Prime Minister Chris Hipkins spoke 68 percent of the words and former prime minister Jacinda Ardern, 71 percent.
Data analysis of political language for the RNZ series The Interview, shows that, on average, the political leaders spoke 71 percent of the words in the interviews.
In a major data project RNZ recorded and analysed nine months of weekly interviews with the Labour and National leaders on RNZ, TVNZ, Newshub and Newstalk ZB between July 2022 and May 2023.
The analysis shows which media slots the leaders displayed the most dominance in. Luxon edges Hipkins for words spoken on all four morning news shows we tracked.
In his six interviews with Newstalk ZB's Mike Hosking, Luxon spoke 73 percent of the words while Hipkins got 64 percent over 11 interviews.
Luxon also dominated the word count in interviews with TVNZ's Breakfast host Anna Burns-Francis, taking an average of 78 percent over 10 interviews, while Hipkins averaged 71 percent over eight interviews.
Luxon also got more words in with RNZ's Morning Report host Corin Dann - 66 percent of the words over 17 interviews, compared with 63 percent for Hipkins over six interviews.
Dann found it harder to contain Ardern, who got 72 percent of the exchange over 10 interviews.
The data shows a high degree of consistency across interviewers - with most giving the leaders between two thirds and three quarters of the words spoken.
The greatest disparities between the leaders were on Newstalk ZB and RNZ's Morning Report.
Ardern got 73 percent of the words on Morning Report interviews, with Luxon getting 69 percent and Hipkins just 65 percent.
On Newstalk ZB, Luxon took 73 percent of the word count and Hipkins managed just 66 percent (Ardern did not appear on Hosking in the period RNZ recorded).
Josie Pagani, who has worked as a media advisor for politicians and is a writer and political commentator with a left-leaning perspective, said the data was reassuring in terms of media trust and credibility.
"There's nothing there in the data that made me think we have a major problem with bias in our media or even a problem of politicians being able to get out what they want to say."
She said even if politicians got more words on some shows this might not work in their favour as the interviewer may have been giving them rope to hang themselves with their own words.
"I thought the data was actually quite reassuring in that, for all the volatility in our media at the moment, it's pretty fair and it's giving both sides a fair go."
Janet Wilson, a journalist-turned media trainer whose clients have included the National Party in the past, wondered whether the politicians actually got too much time.
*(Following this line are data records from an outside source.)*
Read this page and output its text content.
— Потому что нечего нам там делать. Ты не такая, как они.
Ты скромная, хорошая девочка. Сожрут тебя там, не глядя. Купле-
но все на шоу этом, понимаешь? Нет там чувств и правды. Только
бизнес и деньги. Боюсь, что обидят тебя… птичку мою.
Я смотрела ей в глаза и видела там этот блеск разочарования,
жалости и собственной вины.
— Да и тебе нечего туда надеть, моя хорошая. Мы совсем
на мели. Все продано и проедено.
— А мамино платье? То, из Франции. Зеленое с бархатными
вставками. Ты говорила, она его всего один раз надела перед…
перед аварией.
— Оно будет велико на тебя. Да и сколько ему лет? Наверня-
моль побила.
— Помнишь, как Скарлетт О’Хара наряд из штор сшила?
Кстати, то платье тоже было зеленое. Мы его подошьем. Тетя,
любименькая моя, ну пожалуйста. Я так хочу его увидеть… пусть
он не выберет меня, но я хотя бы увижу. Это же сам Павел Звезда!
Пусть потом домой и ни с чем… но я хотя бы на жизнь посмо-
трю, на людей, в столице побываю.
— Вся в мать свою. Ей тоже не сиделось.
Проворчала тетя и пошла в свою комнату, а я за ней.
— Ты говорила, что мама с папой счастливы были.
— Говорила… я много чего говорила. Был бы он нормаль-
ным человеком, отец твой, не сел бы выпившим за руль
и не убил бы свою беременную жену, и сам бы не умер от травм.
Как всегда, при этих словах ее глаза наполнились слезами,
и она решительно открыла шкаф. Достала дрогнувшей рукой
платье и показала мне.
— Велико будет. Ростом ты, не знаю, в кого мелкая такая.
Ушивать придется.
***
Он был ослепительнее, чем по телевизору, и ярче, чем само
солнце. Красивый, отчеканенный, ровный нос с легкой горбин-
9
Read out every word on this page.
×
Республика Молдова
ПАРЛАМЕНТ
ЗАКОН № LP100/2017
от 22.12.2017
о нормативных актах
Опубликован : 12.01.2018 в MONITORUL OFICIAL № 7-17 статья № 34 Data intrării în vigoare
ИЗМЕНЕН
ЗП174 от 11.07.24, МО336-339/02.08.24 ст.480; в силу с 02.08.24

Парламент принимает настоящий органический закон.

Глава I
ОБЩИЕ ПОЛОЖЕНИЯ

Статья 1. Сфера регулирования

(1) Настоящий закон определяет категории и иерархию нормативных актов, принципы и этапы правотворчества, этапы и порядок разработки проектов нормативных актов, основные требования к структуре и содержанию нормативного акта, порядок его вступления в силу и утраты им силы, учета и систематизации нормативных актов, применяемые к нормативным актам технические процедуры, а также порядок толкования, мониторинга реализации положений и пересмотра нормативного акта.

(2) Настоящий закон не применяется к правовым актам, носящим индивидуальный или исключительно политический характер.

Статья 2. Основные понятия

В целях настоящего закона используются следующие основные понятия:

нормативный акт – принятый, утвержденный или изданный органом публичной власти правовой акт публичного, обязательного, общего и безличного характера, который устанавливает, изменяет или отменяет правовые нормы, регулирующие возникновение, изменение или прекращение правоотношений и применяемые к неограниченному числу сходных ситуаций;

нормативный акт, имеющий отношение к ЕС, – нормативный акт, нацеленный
"It's startling to me that they got that much given how little they actually say. That was my thought bubble that came out of my head when I saw those figures," she said.
"It seems like an enormous amount when what we're hearing from either of those politicians isn't a lot. There's a lot of white noise in the midst of all of that."
Wilson said Luxon's word count may be his speed of delivery rather than interviewers giving him more time.
"It's a real demeanour issue for him. He's looking slightly panicked and rushed. His pace of delivery is quite fast. There's a clear correlation between your pace of delivery and whether you're perceived to be statesman-like or not."
How we analysed the data:Weekly leader interviews on the following shows were included. Newshub's AM Show, TVNZ Breakfast, RNZ's Morning Report, and Newstalk ZB's Mike Hosking Breakfast Show. In total more than 28 hours of interviews were analysed including 107 interviews with Christopher Luxon, 49 with Jacinda Ardern and 50 with Chris Hipkins. Recordings were transcribed by Otter.ai and then manually cleaned to improve accuracy, however some minor errors may remain. Excessively long preambles to interviews by hosts were shortened to focus on the interviewer and leader exchange. Text was analysed using R and the Quanteda package.